I liked the Bullshit series as well, it’s great when it can be both educational and entertaining. Penn featured on “Wretched” with this little clip wasn’t something I was expecting. Surprised how well he gets along with fundamentalists, especially after how vocal he was about his atheism on the BS series and in his real life outside of that show too.

Just seen Penn on celebrity wife swap, it’s interesting how his kids reacted to a religious person in their house, it all seemed so foreign to them and it was. The little girl especially amused me when she innocently asked the woman about her little prayer ritual at eating time, “why do you have a napkin on top of your head?”

Well played? That was EPIC! I did not follow the Olympics, so this was the first I had heard of it and I nearly choked, I was laughing so hard.

The Kimmel hoax was only possible because of news media not properly vetting tweets and trusting them as a valid sources.

Captain Jenks from the Howard Stern show duped countless networks with his calls to them during breaking news events. Had they done due diligence and tried to verify who they had on the phone, they could have easily avoided being fooled.

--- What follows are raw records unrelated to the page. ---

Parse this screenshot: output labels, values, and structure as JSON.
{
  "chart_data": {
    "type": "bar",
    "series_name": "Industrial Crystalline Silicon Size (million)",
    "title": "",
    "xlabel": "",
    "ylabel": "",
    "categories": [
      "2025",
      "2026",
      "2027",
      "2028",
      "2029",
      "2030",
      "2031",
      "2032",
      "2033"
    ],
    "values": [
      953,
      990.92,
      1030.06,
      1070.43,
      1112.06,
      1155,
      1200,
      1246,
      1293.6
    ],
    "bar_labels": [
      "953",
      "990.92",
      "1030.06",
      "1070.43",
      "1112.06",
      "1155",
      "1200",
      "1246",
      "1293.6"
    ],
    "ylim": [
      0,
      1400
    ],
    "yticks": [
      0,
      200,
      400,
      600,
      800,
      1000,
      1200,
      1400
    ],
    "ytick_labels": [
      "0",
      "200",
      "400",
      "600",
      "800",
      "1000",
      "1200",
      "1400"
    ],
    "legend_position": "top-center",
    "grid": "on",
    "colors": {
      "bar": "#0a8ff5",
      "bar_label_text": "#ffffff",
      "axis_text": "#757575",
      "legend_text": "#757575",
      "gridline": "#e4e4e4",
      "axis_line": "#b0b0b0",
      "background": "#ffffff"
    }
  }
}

Penn Jillette is a sound and logical voice of Libertarianism, even in the instances when I am in disagreement with him, I still respect how he makes his points.

IMHO, no.

Justification of the destrictive tendancies of ‘hoaxes’ (what some people cough up as humor) isn’t something that I agree with. Its the opposite of wonderful… its an exercise of mental illness that desensitizes the public to the illness, and reinforces that the illness is somehow acceptable.

It tears something of value built with hard work down, and it leaves nothing of value in place of what it destroys. Its barely a half-step removed from the knock-out game, where the accessory hides in the bushes with a camcorder to try to shill for Youtube hits later.

Godwin’s Law, in post #6.

Since I am Santa, there is no hoax being fostered on children.

Well, to be sure, there is such a thing as taking it too far. The telephone hoaxes perpetrated by morning radio show hosts have often crossed that line.

But a more abstract and scholastic hoax, especially the kind that involve some real elegance in composition, are (in my opinion) sometimes really good stuff.

Rolfe Humphries’ submission to Poetry Magazine in June of 1939 is held by many to be the best ever literary hoax. One might say that it crosses the line in its very direct rude name-calling, but the target was a college president and nobel prize winner, so I think he can take a bit of ribbing, and the actual poem is – well, it’s a GRAND example of the turgid, gasping, classical invocations of extremely bad university poetry-class poetry.

(If I ever get published – ha! – you may be sure there will be hidden messages in my text!)

Not quite; he didn’t compare the opposing view to Nazism, only noted (truly) that the Nazis are such really bad people that lesser wrongs, to thwart them, become right again.

Godwin’s Law applies when someone says, “Well, the Nazis said the same thing you just said.”